David Bermudo

Personal information
- Full name: David Bermudo Rubio
- Date of birth: 14 January 1979 (age 46)
- Place of birth: Santa Coloma, Spain
- Height: 1.75 m (5 ft 9 in)
- Position(s): Left-back

Youth career
- 1992–1997: Barcelona

Senior career*
- Years: Team / Apps / (Gls)
- 1997–1999: Barcelona C / 68 / (0)
- 1999–2001: Barcelona B / 61 / (0)
- 2001: Barcelona / 0 / (0)
- 2001–2005: Tenerife / 30 / (0)
- 2004: → Algeciras (loan) / 9 / (0)
- 2005–2007: Almería / 29 / (0)
- 2007–2009: Pontevedra / 55 / (0)
- 2009–2012: Sabadell / 73 / (1)
- 2012–2015: Badalona / 80 / (0)
- Total:  / 405 / (1)

International career
- 1999: Spain U20 / 7 / (0)
- 1999–2001: Spain U21 / 11 / (0)

Medal record
Representing Spain
Men's football
FIFA World Youth Championship
| Winner | 1999 Nigeria |  |

= David Bermudo =

Spanish former footballer

David Bermudo Rubio (born 14 January 1979) is a Spanish former professional footballer who played as a left-back.

==Club career==
Born in Santa Coloma de Gramenet, Barcelona, Catalonia, Bermudo was an unsuccessful youth graduate at local giants FC Barcelona's La Masia, leaving in 2001 to sign for CD Tenerife, recently returned to La Liga. He made his debut in the competition on 26 August 2001 in a 0–2 home loss against Deportivo Alavés, making a mere 12 appearances in the season while being booked four times as the club was immediately relegated.

Subsequently, Bermudo resumed his career in the Segunda División, representing in the following five years Algeciras CF (loaned), Tenerife and UD Almería. He achieved another top-flight promotion with the latter side in 2007, but only appeared in five matches during the campaign.

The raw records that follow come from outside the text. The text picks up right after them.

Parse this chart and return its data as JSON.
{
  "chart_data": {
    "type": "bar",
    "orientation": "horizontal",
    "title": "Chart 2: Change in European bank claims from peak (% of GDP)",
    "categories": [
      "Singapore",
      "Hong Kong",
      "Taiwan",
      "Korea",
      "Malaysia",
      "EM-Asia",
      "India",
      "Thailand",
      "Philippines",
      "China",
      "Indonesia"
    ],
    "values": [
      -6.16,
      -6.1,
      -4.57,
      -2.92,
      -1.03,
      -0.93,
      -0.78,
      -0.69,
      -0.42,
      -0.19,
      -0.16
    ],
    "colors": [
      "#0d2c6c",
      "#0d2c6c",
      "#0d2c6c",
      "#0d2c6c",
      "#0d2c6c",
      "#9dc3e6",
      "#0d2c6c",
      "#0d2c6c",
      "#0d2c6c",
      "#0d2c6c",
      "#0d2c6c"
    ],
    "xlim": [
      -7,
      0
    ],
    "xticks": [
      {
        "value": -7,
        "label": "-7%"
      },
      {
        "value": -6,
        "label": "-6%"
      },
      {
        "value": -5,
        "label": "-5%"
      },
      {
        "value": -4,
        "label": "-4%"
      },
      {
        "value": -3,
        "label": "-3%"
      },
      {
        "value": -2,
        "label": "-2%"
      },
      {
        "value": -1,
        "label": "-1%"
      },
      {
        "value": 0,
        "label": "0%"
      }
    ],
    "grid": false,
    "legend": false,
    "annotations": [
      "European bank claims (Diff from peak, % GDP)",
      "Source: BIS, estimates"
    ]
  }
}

Bermudo joined Pontevedra CF in the Segunda División B in summer 2007, moving to CE Sabadell FC of the same league two years later. In June 2011, after securing promotion to the second tier, he renewed his contract for another season.

==International career==
Bermudo was part of the Spain squad at the 1999 FIFA World Youth Championship. Alongside Francisco Jusué, he played all the games and minutes for the champions.